Alongside the information published by the trust, the CQC announced on 24 September that it has judged that the leadership of LTHT “requires improvement”. In its latest inspection, prompted by the downgrading of Leeds’s maternity and neonatal services (and focusing solely on whether Leeds was “well led”), the hospital watchdog noted that “the board was not working as cohesively as it should to be” and that it was concerned that “sufficient and appropriate check and challenge could be lacking due to some exceptionally strong personalities within the board”. Rob Assall, CQC director of operations in the north, said: “Leaders didn’t always listen to concerns, and some staff had negative experiences when they voiced issues, which impacted their wellbeing and the quality of people’s care. We received several in-depth accounts from staff of bullying and harassment in the workplace which provided evidence of behaviours which didn’t align with the trust’s values.”
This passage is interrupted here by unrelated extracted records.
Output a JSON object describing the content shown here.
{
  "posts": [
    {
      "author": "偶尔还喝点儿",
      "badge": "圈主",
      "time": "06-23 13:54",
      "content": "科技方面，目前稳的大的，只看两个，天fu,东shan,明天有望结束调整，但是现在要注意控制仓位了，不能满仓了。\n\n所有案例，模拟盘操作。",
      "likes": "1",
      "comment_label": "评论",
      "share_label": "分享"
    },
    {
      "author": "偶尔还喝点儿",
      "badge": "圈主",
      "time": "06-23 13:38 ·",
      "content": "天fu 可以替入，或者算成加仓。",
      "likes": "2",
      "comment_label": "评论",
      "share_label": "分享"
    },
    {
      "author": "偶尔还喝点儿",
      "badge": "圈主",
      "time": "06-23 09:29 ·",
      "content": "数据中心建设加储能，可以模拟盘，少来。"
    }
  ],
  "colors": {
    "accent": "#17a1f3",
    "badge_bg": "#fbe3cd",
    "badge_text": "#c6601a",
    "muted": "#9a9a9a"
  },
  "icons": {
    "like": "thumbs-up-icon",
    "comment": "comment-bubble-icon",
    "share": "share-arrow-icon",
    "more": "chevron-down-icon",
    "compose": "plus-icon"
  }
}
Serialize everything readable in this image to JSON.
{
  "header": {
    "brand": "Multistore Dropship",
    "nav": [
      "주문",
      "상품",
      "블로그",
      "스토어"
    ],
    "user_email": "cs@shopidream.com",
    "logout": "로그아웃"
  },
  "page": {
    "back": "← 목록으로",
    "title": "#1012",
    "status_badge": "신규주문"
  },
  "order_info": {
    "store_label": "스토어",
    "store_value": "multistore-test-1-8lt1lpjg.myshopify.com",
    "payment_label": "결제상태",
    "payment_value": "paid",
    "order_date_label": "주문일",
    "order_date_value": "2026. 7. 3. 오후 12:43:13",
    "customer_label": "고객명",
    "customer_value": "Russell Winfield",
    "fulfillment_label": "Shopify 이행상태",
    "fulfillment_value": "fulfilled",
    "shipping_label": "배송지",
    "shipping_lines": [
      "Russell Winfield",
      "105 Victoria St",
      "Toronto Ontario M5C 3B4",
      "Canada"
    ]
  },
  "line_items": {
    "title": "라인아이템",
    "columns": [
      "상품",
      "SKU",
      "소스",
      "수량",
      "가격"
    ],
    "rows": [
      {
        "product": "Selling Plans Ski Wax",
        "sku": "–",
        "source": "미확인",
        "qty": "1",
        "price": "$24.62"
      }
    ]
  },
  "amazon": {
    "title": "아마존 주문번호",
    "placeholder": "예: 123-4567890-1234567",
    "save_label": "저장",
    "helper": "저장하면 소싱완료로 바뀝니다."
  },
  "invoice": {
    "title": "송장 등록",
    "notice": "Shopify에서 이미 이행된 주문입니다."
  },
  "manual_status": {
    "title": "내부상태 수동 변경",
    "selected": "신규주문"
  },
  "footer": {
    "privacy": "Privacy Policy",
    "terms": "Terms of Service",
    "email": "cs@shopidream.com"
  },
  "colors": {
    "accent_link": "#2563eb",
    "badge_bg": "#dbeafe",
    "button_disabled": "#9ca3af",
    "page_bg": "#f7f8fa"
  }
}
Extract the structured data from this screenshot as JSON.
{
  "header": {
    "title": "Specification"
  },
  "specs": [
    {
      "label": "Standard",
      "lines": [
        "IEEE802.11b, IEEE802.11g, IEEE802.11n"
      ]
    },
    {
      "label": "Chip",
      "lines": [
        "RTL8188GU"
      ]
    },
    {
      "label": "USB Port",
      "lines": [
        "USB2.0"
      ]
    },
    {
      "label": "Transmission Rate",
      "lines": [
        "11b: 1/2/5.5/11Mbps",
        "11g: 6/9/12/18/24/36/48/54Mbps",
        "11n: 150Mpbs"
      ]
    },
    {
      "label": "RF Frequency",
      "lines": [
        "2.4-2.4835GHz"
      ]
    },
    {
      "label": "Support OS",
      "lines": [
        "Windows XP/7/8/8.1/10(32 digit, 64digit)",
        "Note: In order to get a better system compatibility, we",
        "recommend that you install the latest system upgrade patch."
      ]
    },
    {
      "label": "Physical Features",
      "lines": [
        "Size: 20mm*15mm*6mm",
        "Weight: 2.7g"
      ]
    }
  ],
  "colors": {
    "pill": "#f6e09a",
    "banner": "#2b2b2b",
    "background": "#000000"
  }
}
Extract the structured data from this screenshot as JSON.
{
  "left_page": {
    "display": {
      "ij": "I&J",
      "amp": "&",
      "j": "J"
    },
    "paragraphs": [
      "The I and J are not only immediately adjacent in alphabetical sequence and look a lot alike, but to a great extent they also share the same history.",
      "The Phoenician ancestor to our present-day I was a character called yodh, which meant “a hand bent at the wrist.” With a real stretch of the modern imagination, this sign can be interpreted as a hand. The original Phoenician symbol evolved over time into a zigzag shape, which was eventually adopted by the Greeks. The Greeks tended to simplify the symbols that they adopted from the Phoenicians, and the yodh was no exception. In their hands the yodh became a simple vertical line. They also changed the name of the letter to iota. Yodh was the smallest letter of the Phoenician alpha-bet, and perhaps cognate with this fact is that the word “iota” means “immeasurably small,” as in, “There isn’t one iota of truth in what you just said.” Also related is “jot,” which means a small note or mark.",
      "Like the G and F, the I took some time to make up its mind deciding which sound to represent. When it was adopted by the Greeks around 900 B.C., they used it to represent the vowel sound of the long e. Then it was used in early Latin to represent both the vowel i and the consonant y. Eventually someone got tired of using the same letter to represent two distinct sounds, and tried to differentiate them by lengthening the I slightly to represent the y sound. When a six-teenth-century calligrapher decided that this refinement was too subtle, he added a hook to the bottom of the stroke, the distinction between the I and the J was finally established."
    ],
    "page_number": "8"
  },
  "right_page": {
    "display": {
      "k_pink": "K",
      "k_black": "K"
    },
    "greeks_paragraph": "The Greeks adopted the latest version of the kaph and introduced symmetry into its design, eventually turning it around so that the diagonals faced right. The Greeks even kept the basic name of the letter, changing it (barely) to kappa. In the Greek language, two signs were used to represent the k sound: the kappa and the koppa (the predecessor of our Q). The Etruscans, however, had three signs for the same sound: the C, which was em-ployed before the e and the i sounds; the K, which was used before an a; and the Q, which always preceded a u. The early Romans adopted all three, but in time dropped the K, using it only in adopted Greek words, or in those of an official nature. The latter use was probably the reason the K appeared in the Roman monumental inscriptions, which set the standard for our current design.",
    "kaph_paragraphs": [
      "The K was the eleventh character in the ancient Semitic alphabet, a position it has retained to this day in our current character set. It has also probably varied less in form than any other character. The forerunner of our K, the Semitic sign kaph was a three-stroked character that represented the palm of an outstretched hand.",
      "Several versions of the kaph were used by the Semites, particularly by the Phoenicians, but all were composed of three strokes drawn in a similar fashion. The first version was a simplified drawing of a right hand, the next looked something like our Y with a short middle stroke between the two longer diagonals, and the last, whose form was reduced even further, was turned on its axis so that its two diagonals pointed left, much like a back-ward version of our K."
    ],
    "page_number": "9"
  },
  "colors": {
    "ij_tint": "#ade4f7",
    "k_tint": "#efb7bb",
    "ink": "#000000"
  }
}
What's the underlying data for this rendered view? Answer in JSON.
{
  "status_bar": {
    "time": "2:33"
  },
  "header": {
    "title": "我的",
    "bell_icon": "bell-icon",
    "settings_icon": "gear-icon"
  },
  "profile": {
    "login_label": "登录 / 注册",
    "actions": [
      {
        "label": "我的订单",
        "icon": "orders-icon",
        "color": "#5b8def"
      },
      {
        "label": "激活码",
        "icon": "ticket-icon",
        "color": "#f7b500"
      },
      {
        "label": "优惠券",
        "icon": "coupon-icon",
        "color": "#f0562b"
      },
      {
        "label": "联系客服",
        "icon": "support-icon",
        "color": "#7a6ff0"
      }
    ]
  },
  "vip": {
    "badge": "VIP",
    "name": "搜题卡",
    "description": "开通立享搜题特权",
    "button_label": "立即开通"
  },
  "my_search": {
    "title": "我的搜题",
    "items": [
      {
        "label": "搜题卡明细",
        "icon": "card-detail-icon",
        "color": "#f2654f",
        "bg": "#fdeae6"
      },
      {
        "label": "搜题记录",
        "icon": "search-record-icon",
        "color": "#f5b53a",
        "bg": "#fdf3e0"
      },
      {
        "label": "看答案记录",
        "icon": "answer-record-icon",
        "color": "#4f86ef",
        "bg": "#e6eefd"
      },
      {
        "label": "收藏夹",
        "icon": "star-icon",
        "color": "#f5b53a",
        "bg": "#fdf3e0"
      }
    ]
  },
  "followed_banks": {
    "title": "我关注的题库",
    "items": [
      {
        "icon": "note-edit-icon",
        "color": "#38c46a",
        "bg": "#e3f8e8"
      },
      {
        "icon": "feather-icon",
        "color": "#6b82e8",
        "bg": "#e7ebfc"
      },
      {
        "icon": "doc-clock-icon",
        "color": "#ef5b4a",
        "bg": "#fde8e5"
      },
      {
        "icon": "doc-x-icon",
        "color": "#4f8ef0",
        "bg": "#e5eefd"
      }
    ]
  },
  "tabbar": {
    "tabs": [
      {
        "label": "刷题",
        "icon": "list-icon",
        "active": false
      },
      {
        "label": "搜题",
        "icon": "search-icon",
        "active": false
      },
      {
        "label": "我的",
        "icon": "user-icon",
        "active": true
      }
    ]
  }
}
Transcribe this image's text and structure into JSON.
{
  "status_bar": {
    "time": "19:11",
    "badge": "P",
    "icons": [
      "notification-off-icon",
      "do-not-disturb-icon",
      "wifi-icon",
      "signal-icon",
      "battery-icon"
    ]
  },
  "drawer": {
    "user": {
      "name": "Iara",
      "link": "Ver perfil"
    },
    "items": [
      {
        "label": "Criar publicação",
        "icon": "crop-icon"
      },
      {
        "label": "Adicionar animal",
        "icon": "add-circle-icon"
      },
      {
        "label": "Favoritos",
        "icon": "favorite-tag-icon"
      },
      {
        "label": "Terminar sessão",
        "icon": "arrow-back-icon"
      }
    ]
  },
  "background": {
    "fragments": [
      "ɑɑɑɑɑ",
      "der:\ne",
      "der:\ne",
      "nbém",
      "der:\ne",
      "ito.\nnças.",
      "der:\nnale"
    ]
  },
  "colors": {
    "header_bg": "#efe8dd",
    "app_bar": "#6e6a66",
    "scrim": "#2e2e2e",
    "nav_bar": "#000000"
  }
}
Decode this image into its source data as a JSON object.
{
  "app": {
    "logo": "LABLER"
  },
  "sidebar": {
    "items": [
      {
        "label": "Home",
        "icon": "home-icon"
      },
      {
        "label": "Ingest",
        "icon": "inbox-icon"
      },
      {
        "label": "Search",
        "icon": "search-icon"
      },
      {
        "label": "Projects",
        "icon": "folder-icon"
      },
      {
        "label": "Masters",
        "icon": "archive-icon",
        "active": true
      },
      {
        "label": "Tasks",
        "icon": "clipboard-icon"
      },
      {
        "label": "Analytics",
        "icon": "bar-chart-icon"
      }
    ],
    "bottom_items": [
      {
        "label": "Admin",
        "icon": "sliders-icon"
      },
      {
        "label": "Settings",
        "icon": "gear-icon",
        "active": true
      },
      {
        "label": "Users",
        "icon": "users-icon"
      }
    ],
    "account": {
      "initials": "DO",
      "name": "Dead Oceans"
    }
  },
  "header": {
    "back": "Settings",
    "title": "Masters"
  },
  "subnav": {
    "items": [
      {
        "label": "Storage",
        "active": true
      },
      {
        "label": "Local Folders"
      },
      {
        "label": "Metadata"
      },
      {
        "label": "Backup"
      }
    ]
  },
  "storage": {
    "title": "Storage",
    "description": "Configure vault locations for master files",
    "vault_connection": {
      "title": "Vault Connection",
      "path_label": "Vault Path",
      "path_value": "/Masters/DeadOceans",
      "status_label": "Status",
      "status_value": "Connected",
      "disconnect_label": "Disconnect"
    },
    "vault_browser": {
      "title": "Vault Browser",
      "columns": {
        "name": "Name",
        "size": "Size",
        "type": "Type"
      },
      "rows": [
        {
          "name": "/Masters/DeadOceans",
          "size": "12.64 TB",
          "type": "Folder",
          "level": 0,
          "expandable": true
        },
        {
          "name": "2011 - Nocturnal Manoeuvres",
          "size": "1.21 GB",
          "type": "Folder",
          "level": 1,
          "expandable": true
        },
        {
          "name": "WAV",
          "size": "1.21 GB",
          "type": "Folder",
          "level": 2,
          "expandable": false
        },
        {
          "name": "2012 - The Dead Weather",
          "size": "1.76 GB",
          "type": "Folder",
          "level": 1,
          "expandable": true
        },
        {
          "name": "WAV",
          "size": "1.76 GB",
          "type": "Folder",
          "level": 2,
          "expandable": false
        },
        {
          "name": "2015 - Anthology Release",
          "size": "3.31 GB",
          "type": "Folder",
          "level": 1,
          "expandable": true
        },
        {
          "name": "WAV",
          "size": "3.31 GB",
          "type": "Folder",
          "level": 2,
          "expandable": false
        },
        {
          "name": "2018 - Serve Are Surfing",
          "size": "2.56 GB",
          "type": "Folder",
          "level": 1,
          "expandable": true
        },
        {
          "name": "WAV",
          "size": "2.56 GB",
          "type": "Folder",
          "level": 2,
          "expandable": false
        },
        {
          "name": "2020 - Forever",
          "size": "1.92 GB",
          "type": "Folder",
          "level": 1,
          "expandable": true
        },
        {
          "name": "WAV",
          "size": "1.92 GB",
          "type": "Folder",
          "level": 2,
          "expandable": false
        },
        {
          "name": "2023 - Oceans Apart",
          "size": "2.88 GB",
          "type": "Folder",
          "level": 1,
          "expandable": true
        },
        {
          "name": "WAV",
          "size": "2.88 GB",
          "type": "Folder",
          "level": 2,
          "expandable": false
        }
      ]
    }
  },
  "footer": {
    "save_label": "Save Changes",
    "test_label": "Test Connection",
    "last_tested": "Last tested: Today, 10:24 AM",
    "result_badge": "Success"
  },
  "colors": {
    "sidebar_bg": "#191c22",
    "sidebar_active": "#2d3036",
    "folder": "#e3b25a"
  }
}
Inspectors were told of concerns that the trust’s priorities were perceived to “skew toward finance over quality” and that this was potentially “affecting the escalation of concerns”. The CQC heard from staff that “issues requiring additional finances to make a positive impact on patient experience or quality may not have been escalated or highlighted due to perceived financial priorities”. Some senior leaders were aware of this impact, the report noted, and explained that “there was a risk that a heavily skewed focus on commercial aspects… could detract from ‘getting the basics right’”.

Reflecting on everything that featured in the trust’s board meeting’s supporting papers and the CQC inspection, one family in receipt of poor maternity care at Leeds described this as a “shit show” that supported the call for a full independent inquiry into the trust. In papers circulated ahead of today’s meeting, Brendan Brown, who became the LTHT chief executive on 15 September, told the board that, while the trust has already taken significant steps to address improvements to its maternity and neonatal services following the CQC reports, there is still much more to do. He welcomed the inclusion of Leeds in the government maternity national review.